A giant steel cage descending from the heavens introduces the first song. The cage, it transpires, contains two tesla coils, and the raw resonant sound of the visual sparks of electricity striking the cage forms the basis for the aptly named Thunderbolt. Björk expertly juxtaposes the brutal bass of the tesla coils with a delicate lyrical and vocal performance, which keeps the audience fully captivated. Songs from the forthcoming album are plentiful and sound, as ever with Björk, as if they transcend earthly parameters. Leading single ‘Crystalline’ with its twinkling electronic manipulation of the Gameleste subtly takes the listener down an ethereal lullaby-esque path before suddenly exploding into an organised chaos of heady drum and bass. Each new track is accompanied by a specially created video to elaborate the concept behind the song. The mesmerising video for ‘Moon’ shows each stage of the moon’s monthly cycle pulsating with the beat of the song, while the video for ‘Crystalline’ has the feel of the retro video game ‘copter’ with each tunnel representing a section of the music and the crystals representing beats. Björk’s magical reinvention of a virus as a metaphor for love and obsession is made complete by a delicate animation of a pathogen attacking a human cell on ‘Virus’.

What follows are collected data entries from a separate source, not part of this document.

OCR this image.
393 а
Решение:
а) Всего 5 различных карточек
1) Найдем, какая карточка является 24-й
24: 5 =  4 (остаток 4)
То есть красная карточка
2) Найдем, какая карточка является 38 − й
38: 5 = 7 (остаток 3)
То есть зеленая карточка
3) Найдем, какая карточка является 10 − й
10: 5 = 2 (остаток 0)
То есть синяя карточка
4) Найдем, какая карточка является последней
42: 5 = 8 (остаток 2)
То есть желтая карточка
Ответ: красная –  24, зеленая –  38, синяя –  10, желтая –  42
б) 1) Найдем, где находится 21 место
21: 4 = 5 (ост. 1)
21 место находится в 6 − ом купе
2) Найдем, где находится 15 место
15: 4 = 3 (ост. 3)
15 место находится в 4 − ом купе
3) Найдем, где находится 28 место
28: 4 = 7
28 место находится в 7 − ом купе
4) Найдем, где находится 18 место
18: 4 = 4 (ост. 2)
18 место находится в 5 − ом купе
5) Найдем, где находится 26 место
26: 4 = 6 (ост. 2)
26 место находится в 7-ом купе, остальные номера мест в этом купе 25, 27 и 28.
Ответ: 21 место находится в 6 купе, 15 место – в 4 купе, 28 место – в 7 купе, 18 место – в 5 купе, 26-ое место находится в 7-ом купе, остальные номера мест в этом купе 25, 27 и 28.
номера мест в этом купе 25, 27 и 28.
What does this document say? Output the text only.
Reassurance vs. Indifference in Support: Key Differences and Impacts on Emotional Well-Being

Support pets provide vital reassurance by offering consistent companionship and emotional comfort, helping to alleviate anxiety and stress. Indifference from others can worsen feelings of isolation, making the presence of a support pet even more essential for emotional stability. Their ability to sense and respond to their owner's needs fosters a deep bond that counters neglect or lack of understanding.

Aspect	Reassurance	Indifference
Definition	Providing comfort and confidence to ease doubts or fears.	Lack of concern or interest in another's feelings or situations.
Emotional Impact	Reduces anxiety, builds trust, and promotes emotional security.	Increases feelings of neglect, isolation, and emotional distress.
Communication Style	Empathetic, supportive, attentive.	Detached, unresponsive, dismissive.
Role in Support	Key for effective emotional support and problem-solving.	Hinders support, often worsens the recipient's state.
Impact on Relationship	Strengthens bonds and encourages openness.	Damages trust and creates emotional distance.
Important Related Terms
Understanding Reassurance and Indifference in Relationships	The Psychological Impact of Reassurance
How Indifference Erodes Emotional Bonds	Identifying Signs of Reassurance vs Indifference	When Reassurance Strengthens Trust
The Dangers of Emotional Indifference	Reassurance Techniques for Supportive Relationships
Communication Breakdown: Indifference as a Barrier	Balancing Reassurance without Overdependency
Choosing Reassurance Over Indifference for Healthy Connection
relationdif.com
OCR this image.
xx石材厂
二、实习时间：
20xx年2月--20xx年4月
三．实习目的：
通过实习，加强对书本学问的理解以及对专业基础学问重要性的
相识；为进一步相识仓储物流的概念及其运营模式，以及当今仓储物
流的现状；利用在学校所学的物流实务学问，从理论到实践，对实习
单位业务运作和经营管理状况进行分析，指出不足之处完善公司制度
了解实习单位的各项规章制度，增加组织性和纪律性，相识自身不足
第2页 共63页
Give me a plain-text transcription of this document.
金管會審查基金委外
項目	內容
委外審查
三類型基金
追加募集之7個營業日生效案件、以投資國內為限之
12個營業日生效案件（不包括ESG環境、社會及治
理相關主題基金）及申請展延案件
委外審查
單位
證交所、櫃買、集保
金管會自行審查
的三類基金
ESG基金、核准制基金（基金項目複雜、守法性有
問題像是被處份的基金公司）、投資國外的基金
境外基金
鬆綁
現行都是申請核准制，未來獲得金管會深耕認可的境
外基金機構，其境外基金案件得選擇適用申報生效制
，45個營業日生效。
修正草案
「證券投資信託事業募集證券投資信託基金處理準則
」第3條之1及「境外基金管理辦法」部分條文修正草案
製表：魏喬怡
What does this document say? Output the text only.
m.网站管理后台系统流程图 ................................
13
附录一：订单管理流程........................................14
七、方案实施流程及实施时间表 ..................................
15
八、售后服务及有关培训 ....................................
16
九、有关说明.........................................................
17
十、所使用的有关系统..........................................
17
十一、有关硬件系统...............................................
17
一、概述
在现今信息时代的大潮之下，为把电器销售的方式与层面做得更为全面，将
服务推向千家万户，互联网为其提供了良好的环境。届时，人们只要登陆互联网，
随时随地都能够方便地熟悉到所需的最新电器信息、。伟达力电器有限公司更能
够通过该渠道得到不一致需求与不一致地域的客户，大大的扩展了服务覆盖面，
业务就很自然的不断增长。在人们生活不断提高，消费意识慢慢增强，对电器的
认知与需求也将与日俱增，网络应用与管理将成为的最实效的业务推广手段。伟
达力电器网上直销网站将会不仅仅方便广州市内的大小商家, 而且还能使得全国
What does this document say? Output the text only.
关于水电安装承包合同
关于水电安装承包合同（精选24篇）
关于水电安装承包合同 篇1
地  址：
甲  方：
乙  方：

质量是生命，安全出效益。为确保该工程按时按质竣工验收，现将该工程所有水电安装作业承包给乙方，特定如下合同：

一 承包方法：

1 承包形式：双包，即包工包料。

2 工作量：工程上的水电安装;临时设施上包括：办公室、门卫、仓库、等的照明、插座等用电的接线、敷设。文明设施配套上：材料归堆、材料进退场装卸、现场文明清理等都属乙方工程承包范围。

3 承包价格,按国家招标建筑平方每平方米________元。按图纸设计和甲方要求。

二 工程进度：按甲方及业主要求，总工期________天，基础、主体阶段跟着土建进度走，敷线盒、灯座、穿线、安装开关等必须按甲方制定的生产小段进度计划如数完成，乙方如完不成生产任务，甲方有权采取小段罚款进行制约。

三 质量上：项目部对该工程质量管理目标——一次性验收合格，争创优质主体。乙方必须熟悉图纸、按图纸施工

Bjork performing Biophilia at Manchester International Festival

But new and delicate is not the only order of the day. During the classic ‘Hidden Place’, clips from the Attenborough-narrated ‘Life’ series are offered and focus on a variety of eel-like creatures entering their ‘hidden place’, in this instance boring into the eye of a lifeless seal pup. A truly exceptional version of ‘Mouth’s Cradle’ ignores visual gadgetry but employs the choir to the peak of their ability, turning an oft-overlooked track into a striking highlight.


However with its explicit aim of education and plethora of technological innovations, it does at times feel like Biophilia is a musical lecture, albeit the most enjoyable and breathtaking lecture one could hope to witness. Perhaps a more fair term would be a ‘spectacle’ because despite being a triumphant performance, audience participation was non-existent. No singing along, certainly no dancing, and during the opening section of the set, the audience appeared too shy to even cheer after each song – a round of applause was deemed most acceptable. Considering the fact that Biophilia is an interactive project, hence the development of apps for each song on the album, surely this teacher-like reverence towards Miss. Guðmundsdóttir wasn’t her desired response. For even when she implored the crowd to “act like hooligans” during her specifically reworked encore consisting of classic stormers ‘Hyperballad’ and ‘Pluto’ (which was altered to sound like a rave in the depths of the ocean), the mass of people didn’t really know what to do with themselves.

Omar Souleyman Remix Crystalline

Yet Björk is a natural performer of the highest calibre, for even without the bells and whistles and ‘sharpsicords’, she has the ability to completely mesmerise her audience. An incredibly poignant rendition of ‘One Day’ from her ‘Debut’ album is the stand-out moment of the show. Stripped down and simply accompanied by Manu Delago on the gloriously warm and rich-sounding Hang drum (an instrument shaped like a flying saucer most closely related to a steel drum), ‘One Day’ showcases Björk’s unmatched vocal talent and has the audience utterly spellbound, allowing them to drift amongst the clouds in her ethereal kingdom, with no high-tech distractions.